A person commits the crime of murder when he "(1) knowingly or intentionally kills another human being; (2) kills another human being while committing or attempting to commit ... robbery...." I.C. XX-XX-X-X.
With regard to the killing of Keith Wolfe, McLean's argument places considerable weight on the credibility of McMiller's testimony. Specifically, McLean contends that McMiller's testimony was inconsistent on whether Johnson was also firing into the crowd at the time of Keith Wolfe's killing. Further, McLean argues that McMiller did not see the actual shooting, and therefore, Johnson could have fired the fatal shot. It is the function of the trier of fact to resolve conflicts in the testimony and to determine the weight of the evidence and the credibility of the witnesses. The trier of fact is free to believe or disbelieve witnesses as it sees fit. Hall v. State, 634 N.E.2d 837 (Ind. App. 1994). McLean merely asks us to reweigh the evidence and rejudge the credibility of the witnesses, which we will not do. Furthermore, the firearm and toolmark examiner from the crime lab testified as to comparison results and opined that the bullet removed from Wolfe was fired from McLean's 30/30 caliber rifle. We find that the evidence is sufficient to support McLean's conviction for the murder of Keith Wolfe.
*1349 With regard to the conviction on count IV, McLean argues that none of the State's witnesses actually saw McLean shoot McKinney. However, the record reveals that Michael Adams, a witness for the State, saw McLean raise up from the bushes near the gas station and fire the rifle toward the street where McKinney was shot. Adams testified that it was a long gun with a scope on it. Further testimony revealed that McLean was seen with the rifle back at his apartment complex, that he shot Bickett in the hip as Bickett was exiting and that several witnesses heard shots during that time. Further, the ballistics expert testified that in his expert opinion and based on the comparison tests he performed, the bullet removed from the body of McKinney was also fired from McLean's 30/30 rifle. The evidence is sufficient to support McLean's conviction for the murder of Tajuan McKinney.
CONCLUSION
Based on the foregoing, we conclude that the trial court correctly admitted State's exhibits seventy-five and seventy-six and correctly refused to give defense's tendered instruction on accomplice testimony.

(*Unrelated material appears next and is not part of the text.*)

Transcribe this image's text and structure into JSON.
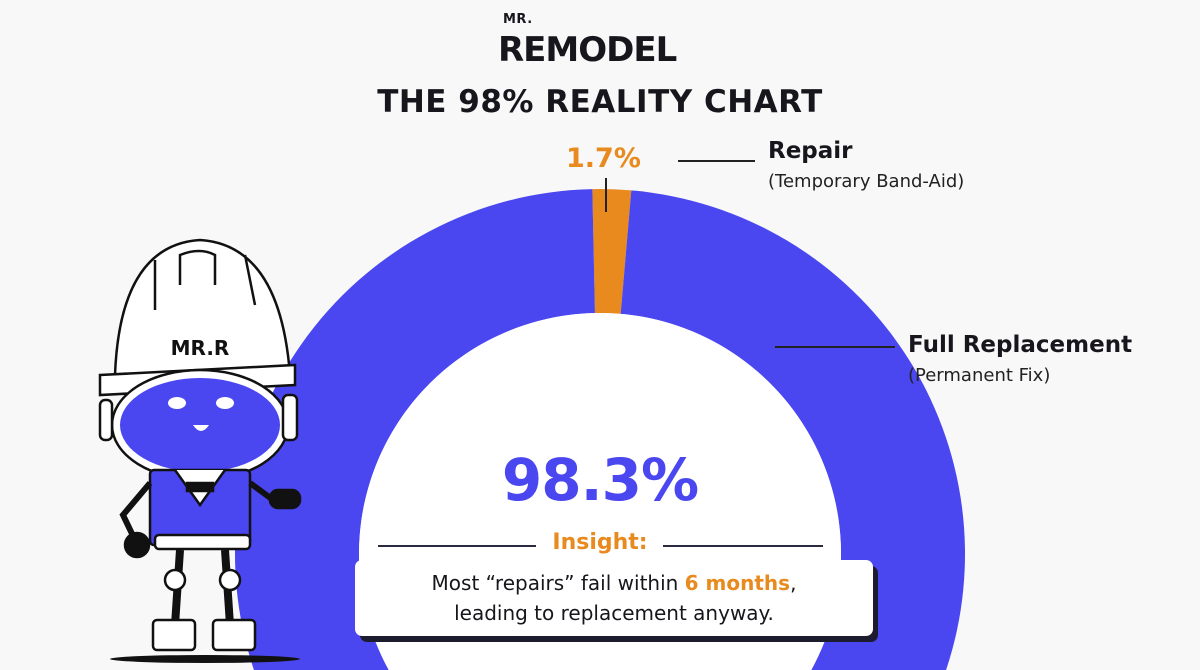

We further conclude that McLean's convictions for the murder of Wolfe and McKinney were supported by sufficient evidence.
The trial court is affirmed in all respects.
HOFFMAN, J., and RATLIFF, Senior J., concur.
NOTES
[1] IND. CODE 35-42-1-1 (1993 Supp.).
[2] I.C. XX-XX-X-X (1988).
[3] I.C. XX-XX-X-X.5 (1993 Supp.).
[4] I.C. XX-XX-X-X (1993 Supp.); I.C. XX-XX-X-X (1988).
[5] McMiller was originally charged with two counts of murder, conspiracy to commit robbery as a class A felony and auto theft. As a result of his plea agreement, he was charged only with conspiracy to commit robbery as a class B felony.